Who knows? A warning about using an inferred primary key is possibly more helpful - it's a starting point to refine the source database instead of waiting for upstream changes.

Another way to infer an ambiguous primary key would be to check the foreign keys that reference it. I assume people refine their models over time and start using explicit keys beyond the suggested ones without deleting the originals.

I see in the history that system tables can cause problems, but querying MSysRelationships could round out both primary and foreign key support. If it fails, it fails - again, better to start with an educated guess than relying on upstream support. Given how mature ODBC is, one can imagine Microsoft may never add support for these functions.

The other approach (maybe as an additional fallback), is DAO mentioned in the header for jet2sql.py. A mechanical 2to3 conversion and new DAO version generates a reasonably complete schema (data type mapping aside). It will only work on Windows, but I fell back to that since I could only get iODBC working on the Mac, while pyodbc is linked to unixODBC...

gordthompson commented 3 years ago

Hi @tonytheodore . Thanks for the ideas.

In the course of reviving this dialect I considered a few of the suggestions you mention (e.g., using DAO to get at the "real" metadata) but ultimately decided against it. As stated in the README, the main purpose of the dialect is to help people who just want to save a pandas DataFrame into an Access database. .to_sql() requires a SQLAlchemy Engine/Connectable for any database other than SQLite, so the dialect was the missing piece of the puzzle.

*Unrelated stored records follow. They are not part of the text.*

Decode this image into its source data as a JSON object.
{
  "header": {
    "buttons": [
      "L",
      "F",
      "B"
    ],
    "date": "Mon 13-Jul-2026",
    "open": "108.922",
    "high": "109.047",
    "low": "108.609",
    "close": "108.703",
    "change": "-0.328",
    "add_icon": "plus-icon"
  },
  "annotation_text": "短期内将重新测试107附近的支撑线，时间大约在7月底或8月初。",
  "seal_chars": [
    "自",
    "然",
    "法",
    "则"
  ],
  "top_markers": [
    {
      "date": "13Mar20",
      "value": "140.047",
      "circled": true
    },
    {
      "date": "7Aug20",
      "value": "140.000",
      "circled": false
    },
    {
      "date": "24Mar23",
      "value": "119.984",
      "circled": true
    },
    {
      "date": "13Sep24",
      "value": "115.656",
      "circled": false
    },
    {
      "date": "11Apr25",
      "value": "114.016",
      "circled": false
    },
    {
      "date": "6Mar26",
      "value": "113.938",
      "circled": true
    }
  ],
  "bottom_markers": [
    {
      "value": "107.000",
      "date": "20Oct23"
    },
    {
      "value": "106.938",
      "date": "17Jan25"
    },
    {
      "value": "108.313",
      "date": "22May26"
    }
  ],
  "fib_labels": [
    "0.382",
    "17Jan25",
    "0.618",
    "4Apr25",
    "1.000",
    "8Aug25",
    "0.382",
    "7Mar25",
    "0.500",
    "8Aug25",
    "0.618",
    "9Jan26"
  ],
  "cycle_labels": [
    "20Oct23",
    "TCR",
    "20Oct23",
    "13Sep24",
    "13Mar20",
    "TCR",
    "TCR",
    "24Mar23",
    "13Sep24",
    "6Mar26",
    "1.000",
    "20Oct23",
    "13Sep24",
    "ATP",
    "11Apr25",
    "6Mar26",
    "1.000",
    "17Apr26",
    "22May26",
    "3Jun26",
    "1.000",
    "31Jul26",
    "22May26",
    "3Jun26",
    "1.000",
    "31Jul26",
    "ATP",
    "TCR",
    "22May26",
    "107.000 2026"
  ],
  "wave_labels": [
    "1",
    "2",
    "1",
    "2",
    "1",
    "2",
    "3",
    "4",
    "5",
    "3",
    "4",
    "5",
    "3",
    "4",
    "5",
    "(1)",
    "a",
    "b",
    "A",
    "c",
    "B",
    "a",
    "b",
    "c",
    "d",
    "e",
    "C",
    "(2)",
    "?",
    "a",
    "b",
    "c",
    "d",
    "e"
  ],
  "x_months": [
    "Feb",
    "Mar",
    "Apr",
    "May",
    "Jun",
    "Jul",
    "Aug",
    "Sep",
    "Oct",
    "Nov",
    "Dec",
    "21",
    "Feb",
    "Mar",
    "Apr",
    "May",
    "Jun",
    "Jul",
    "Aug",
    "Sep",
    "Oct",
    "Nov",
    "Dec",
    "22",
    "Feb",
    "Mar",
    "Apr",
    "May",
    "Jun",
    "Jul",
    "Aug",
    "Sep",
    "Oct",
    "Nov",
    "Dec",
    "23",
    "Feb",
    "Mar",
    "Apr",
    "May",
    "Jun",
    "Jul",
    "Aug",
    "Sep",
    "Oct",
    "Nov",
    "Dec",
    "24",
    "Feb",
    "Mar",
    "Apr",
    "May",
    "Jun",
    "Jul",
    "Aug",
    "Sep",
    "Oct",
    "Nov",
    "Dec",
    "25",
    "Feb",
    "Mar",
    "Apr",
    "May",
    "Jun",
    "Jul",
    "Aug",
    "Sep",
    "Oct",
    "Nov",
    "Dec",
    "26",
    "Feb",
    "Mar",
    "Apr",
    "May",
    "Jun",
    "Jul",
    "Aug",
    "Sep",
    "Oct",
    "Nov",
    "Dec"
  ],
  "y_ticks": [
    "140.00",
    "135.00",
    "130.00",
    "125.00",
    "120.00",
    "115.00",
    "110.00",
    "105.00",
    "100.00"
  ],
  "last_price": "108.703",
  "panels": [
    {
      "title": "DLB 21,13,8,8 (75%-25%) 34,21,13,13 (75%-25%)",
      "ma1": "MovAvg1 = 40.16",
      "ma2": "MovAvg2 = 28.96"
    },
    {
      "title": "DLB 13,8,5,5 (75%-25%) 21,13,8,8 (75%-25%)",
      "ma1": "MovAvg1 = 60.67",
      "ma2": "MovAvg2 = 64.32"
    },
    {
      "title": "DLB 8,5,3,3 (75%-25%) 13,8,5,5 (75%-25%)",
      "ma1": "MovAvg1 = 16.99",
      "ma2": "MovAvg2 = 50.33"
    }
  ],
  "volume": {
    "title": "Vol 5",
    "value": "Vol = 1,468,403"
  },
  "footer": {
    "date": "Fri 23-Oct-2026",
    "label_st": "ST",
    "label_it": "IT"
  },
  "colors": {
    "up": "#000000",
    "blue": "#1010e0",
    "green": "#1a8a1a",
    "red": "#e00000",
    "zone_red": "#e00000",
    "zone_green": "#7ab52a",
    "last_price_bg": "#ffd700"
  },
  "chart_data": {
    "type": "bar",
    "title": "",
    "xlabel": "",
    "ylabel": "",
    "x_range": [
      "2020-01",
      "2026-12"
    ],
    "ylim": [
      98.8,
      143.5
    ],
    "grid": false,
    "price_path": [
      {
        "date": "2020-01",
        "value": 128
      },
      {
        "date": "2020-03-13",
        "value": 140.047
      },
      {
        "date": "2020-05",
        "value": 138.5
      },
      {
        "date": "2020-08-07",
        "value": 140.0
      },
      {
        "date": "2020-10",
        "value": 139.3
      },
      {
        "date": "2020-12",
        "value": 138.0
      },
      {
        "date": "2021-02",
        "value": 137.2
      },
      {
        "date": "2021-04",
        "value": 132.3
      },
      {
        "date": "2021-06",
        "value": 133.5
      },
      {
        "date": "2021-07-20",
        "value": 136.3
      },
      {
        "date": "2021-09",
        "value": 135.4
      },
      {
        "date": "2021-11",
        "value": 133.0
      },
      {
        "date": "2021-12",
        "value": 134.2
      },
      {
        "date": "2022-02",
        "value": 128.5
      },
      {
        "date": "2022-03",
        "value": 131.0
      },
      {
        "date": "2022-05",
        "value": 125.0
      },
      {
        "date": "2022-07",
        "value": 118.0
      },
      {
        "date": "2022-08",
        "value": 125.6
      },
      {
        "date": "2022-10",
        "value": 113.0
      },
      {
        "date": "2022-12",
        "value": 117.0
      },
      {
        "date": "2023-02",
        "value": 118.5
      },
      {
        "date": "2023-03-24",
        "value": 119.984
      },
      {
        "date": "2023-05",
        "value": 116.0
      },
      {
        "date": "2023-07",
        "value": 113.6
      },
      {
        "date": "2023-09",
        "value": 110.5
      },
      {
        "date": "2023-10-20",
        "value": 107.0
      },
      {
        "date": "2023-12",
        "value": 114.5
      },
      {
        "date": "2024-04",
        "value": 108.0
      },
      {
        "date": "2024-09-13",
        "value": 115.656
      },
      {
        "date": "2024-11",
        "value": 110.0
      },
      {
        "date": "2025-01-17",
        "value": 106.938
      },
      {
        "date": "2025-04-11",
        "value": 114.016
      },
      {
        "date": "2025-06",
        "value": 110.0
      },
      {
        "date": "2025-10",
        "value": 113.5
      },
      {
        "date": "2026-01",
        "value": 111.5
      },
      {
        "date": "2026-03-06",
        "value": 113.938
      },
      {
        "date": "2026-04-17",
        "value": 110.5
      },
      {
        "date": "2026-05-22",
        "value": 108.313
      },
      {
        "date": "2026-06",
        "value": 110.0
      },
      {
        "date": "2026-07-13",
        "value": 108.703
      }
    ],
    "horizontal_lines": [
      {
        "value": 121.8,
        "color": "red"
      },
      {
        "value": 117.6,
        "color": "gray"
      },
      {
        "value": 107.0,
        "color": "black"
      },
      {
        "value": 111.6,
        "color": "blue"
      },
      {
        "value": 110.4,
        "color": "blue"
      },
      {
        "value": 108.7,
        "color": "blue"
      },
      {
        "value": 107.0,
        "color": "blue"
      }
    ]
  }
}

If Microsoft decided to fix the deficiencies in the Access ODBC driver then I would consider extending support for things like reflection, thus enabling people to use a tool like sqlacodegen. However, as you said, if it hasn't happened by now then it seems rather unlikely that Microsoft will bother.

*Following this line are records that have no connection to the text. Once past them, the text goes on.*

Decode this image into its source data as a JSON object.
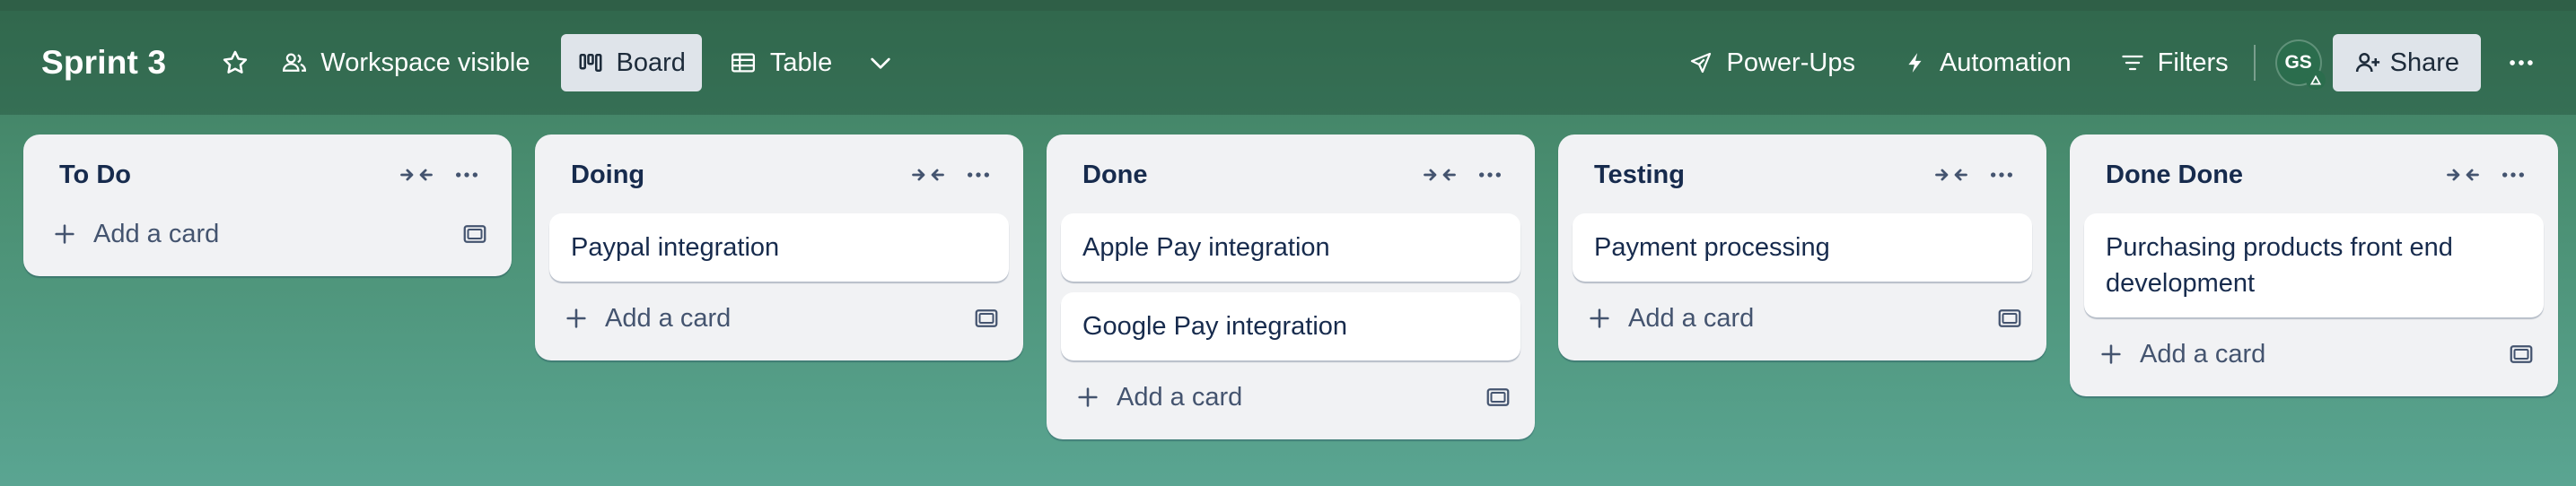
{
  "header": {
    "board_title": "Sprint 3",
    "visibility_label": "Workspace visible",
    "views": [
      {
        "label": "Board",
        "active": true
      },
      {
        "label": "Table",
        "active": false
      }
    ],
    "power_ups_label": "Power-Ups",
    "automation_label": "Automation",
    "filters_label": "Filters",
    "avatar_initials": "GS",
    "share_label": "Share"
  },
  "lists": [
    {
      "title": "To Do",
      "cards": [],
      "add_label": "Add a card"
    },
    {
      "title": "Doing",
      "cards": [
        "Paypal integration"
      ],
      "add_label": "Add a card"
    },
    {
      "title": "Done",
      "cards": [
        "Apple Pay integration",
        "Google Pay integration"
      ],
      "add_label": "Add a card"
    },
    {
      "title": "Testing",
      "cards": [
        "Payment processing"
      ],
      "add_label": "Add a card"
    },
    {
      "title": "Done Done",
      "cards": [
        "Purchasing products front end development"
      ],
      "add_label": "Add a card"
    }
  ],
  "colors": {
    "background": "#4a8f72",
    "list_bg": "#f1f2f4",
    "card_bg": "#ffffff",
    "text_primary": "#172b4d"
  }
}
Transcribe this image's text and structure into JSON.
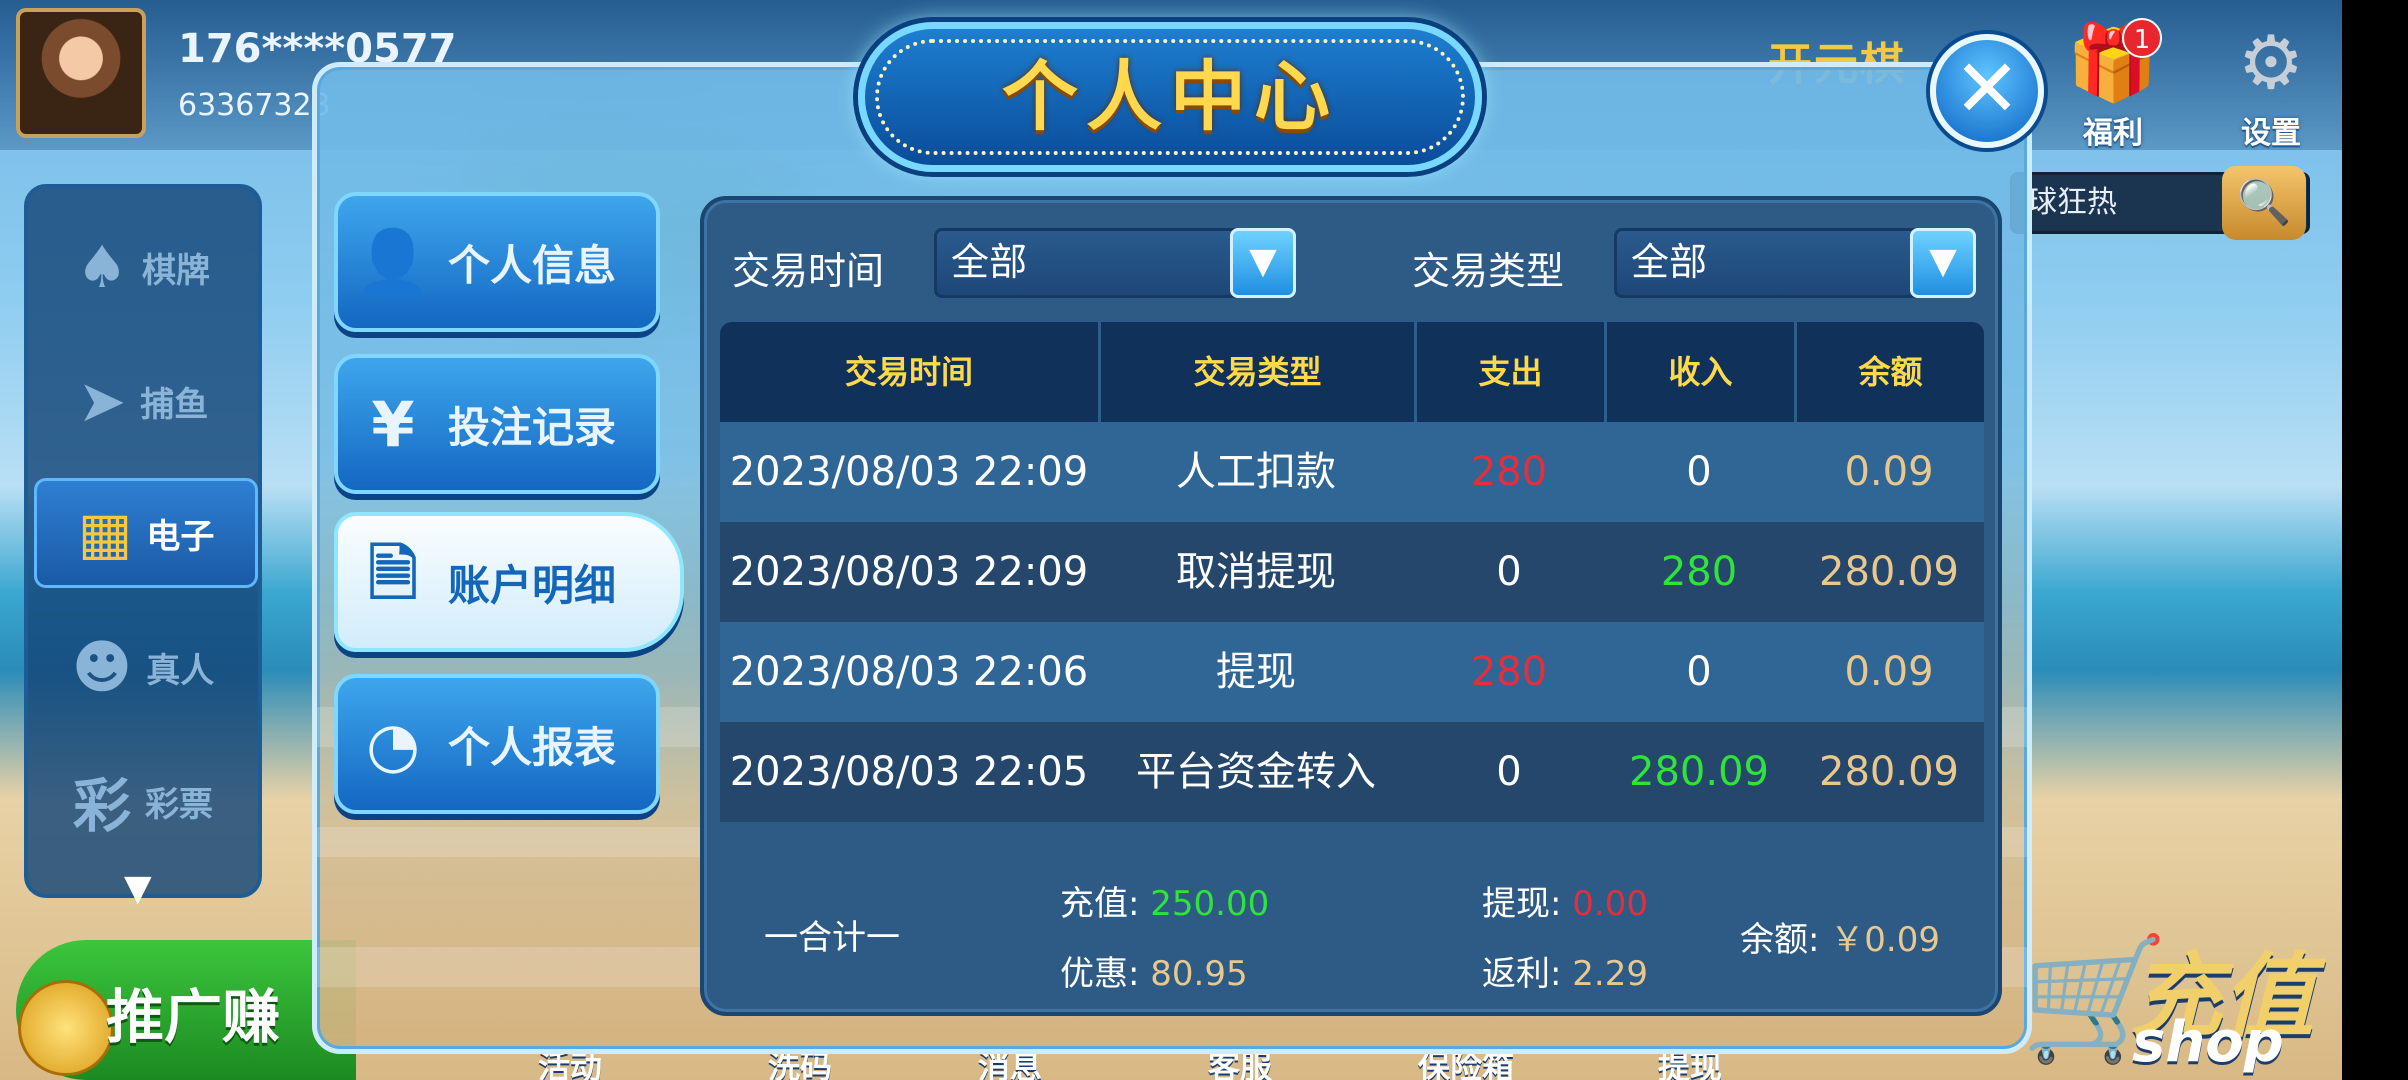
{
  "player": {
    "name": "176****0577",
    "id": "63367323"
  },
  "brand": {
    "text": "开元棋"
  },
  "top_buttons": {
    "gift": {
      "label": "福利",
      "badge": "1",
      "icon": "gift-icon"
    },
    "settings": {
      "label": "设置",
      "icon": "gear-icon"
    }
  },
  "search": {
    "value": "球狂热"
  },
  "categories": [
    {
      "label": "棋牌",
      "icon": "spade-card-icon",
      "glyph": "♠"
    },
    {
      "label": "捕鱼",
      "icon": "fish-icon",
      "glyph": "🐟"
    },
    {
      "label": "电子",
      "icon": "slot-machine-icon",
      "glyph": "▦",
      "active": true
    },
    {
      "label": "真人",
      "icon": "dealer-icon",
      "glyph": "👤"
    },
    {
      "label": "彩票",
      "icon": "lottery-icon",
      "glyph": "彩"
    }
  ],
  "promo": {
    "label": "推广赚"
  },
  "shop": {
    "label": "充值",
    "sub": "shop"
  },
  "bottom_nav": [
    "活动",
    "洗码",
    "消息",
    "客服",
    "保险箱",
    "提现"
  ],
  "modal": {
    "title": "个人中心",
    "menu": [
      {
        "label": "个人信息",
        "icon": "user-icon",
        "glyph": "👤"
      },
      {
        "label": "投注记录",
        "icon": "banknote-icon",
        "glyph": "¥"
      },
      {
        "label": "账户明细",
        "icon": "document-search-icon",
        "glyph": "🗎",
        "active": true
      },
      {
        "label": "个人报表",
        "icon": "pie-chart-icon",
        "glyph": "◔"
      }
    ],
    "filters": {
      "time_label": "交易时间",
      "time_value": "全部",
      "type_label": "交易类型",
      "type_value": "全部"
    },
    "table": {
      "headers": [
        "交易时间",
        "交易类型",
        "支出",
        "收入",
        "余额"
      ],
      "rows": [
        {
          "time": "2023/08/03 22:09",
          "type": "人工扣款",
          "out": "280",
          "in": "0",
          "balance": "0.09"
        },
        {
          "time": "2023/08/03 22:09",
          "type": "取消提现",
          "out": "0",
          "in": "280",
          "balance": "280.09"
        },
        {
          "time": "2023/08/03 22:06",
          "type": "提现",
          "out": "280",
          "in": "0",
          "balance": "0.09"
        },
        {
          "time": "2023/08/03 22:05",
          "type": "平台资金转入",
          "out": "0",
          "in": "280.09",
          "balance": "280.09"
        }
      ]
    },
    "summary": {
      "total_label": "一合计一",
      "recharge_label": "充值:",
      "recharge_value": "250.00",
      "bonus_label": "优惠:",
      "bonus_value": "80.95",
      "withdraw_label": "提现:",
      "withdraw_value": "0.00",
      "rebate_label": "返利:",
      "rebate_value": "2.29",
      "balance_label": "余额:",
      "balance_value": "￥0.09"
    }
  },
  "colors": {
    "expense": "#e1303c",
    "income": "#2ee33a",
    "balance": "#e9c88e",
    "header_text": "#ffd94a"
  }
}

tonytheodore commented 3 years ago

Hi @gordthompson, thanks for the quick response.

As stated in the README

Ouch! I skipped the objectives and pre-requisites, the latter would have saved me many hours of frustration over the past few days.

the main purpose of the dialect is to help people who just want to save a pandas DataFrame into an Access database

My end goal is something similar, but to get there I need to do something like:

The first three steps all benefit from solid schema support and this dialect looks like it's 90-95% there. Closer to 99% when I consider my original plan was to write something like jet2sql.py in VBA and add it to every database I want to convert. And that approach wouldn't afford a programmatic schema.

I'll have a play with DAO and see if there's something beyond works-for-me to contribute a PR. I feel there's an optional fallback/overlay to complement the great work you've already done.

gordthompson commented 3 years ago

related: https://stackoverflow.com/a/37713906/2144390

gordthompson commented 3 years ago

Version 1.1.0 (released 2021-08-04) added PK and FK reflection via ACE DAO.